My inner freedo(o)m comes

 

The title of this artwork "my inner freedo(o)m comes ", as you can see is a game of words...cause for me...to emancipate oneself from dogmas and ways of thinking which create and generate our society and our education is a harsh thing to do...Our society learn to us being pro- or anti- for everything...binary system which creates binary thinking, wrong and right, good and bad etc...and for me i think all this is of a much higher complexity...But exploring our own contradictions often makes us feel unsecure...cause we don't know were it might take us...and it often feels like a doom...

To end this explanation (once more, this is just my vision of it all, with all my subjectivity) we often look for outter freedom, wanting to change the world, to change the people..and all this kind of things...but at the end...we always come back to the same place...just like our society nowadays...and to me this is due to the fact people haven't realize how deeply they are moulded in a certain way when they are young, and that this is the only problem we have to deal with (inside of us)...cause inner freedom leads to outter freedom, but not the other way.

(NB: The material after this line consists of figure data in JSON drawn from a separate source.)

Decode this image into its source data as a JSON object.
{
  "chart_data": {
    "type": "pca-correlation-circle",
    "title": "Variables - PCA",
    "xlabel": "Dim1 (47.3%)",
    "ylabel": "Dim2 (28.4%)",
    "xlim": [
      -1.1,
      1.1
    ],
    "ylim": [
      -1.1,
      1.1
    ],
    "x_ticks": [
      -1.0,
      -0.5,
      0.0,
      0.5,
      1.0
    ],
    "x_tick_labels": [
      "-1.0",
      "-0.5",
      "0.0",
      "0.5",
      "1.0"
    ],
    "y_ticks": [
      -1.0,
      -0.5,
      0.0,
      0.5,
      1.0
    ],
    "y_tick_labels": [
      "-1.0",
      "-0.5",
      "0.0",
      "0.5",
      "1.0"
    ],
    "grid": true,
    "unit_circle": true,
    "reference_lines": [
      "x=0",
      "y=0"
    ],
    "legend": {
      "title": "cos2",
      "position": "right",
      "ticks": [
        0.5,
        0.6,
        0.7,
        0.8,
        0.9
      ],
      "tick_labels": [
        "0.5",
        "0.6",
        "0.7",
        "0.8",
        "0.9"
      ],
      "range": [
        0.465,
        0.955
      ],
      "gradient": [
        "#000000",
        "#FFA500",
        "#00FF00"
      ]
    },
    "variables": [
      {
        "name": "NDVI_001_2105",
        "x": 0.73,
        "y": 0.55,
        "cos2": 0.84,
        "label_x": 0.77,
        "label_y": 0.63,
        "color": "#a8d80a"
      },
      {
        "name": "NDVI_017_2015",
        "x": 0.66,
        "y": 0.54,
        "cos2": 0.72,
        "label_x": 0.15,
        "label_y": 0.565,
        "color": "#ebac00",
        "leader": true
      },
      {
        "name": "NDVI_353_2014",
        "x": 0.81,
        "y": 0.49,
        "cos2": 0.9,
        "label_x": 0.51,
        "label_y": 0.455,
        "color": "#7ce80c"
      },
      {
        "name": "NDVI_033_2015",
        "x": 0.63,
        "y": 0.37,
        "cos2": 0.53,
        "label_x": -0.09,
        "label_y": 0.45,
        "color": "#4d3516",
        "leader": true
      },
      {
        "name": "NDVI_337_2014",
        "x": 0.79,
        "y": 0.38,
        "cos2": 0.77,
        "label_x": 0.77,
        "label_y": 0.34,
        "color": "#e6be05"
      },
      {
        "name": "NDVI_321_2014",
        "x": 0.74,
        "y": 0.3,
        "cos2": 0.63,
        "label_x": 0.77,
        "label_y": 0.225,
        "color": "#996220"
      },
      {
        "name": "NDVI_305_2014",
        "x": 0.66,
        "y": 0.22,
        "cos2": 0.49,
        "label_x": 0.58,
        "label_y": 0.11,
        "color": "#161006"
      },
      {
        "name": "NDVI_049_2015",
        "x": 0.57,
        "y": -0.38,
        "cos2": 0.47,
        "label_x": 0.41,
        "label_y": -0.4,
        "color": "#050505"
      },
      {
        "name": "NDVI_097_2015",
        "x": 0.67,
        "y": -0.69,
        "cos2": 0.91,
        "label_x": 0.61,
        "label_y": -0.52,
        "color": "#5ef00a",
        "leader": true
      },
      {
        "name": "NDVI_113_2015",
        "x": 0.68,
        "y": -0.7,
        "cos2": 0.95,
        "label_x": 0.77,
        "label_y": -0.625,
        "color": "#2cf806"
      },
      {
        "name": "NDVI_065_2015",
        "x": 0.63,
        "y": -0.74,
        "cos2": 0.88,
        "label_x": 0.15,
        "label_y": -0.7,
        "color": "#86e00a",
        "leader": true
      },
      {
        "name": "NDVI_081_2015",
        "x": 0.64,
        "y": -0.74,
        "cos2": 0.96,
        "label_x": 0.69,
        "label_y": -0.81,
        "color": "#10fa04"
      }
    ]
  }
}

Lucidity is, i think, THE tool we have to reach this Inner (and outter) freedom we want all...but the way is not easy...Here are some lyrics from the song "the death and resurrection show" by the band Killing Joke...i just cannot write better words..

 

Everything I'm taught, amounts to nought
Everything I learn, the fire shall burn
Notions of myself that when I'm not
Whoever I was is now lost
Illumination, illumination

Burn burn, burn brightly
Burn burn, burn white heat

 

Artist: Eric Cariou

  • ARTWORK INFO

    My inner freedo(o)m comes

  • ARTIST INFO

    Eric Cariou

    Born in 1972, in the city of Rouen in France, i have learned photography with my father when i was 15 years old, doing black and white photography at this time.

    For many years, i was just using it for holydays memories, but i was already at that time fascinated by the work on line and perspective.

    Ending art histories studies in 1998, i took a film several times without knowing it and so…was quite surprised to see the result…

    I decided to go on exploring this technic, as a pure hobby at the begining, during my travels in Egypt and in France.

    Sometimes, there is 1 hour between several shots on the same film, sometimes 6 months or more, never really knowing what’s on the film when i put it in my camera, just like a game..

    Years after years, the idea came to me to play with symetrical associations of the same cliche, finding there a way to create what i would call « autonomous zones of onirism ».

    At this time i was doing it without digital technics, not very easy, and quite unpredictable.

    Then, digital technic arrived…and made the thing much more easy to deal with, realising myself i could play in a thousand way with the same photography.

    At this time came to me the idea of creating graphical stories with each pictures, adding new levels of meaning to my artwork.

    My artwork is the result of coïncidences, mistakes which at the end are kind of revelations, opening new perspectives, never knowing exactly what i will find at the end.

    Just like life and dreams…and that’s why i go on working with the analogic technic…willing to control as less as possible of this creative process.

    Since few years, i begun to make design and fashion with Shopvida, a very rich and unique experience which takes me sometimes in deepest digital experimentations.

    And since few months now, after exploring landscapes and architecture, i have decided to enter the « human field », making three collaborations with different artists exploring jewlery, callygraphy and yoga…and i have many others projects in mind, book mixing my photographies and poetry of my own, mixing music with my art …and for the rest, futur will tell !

    To end this introduction to my work, i would say my art came to me naturally, years after years, always taking me to unexpected fields of experimentations, many wonderings...and wanderings…following my inner and outter life, guiding me sometimes, often making me loose my way to find a better way of creating…a better way of being…the essence of life i guess…Solve y coagula…The essence of life and art creation… ???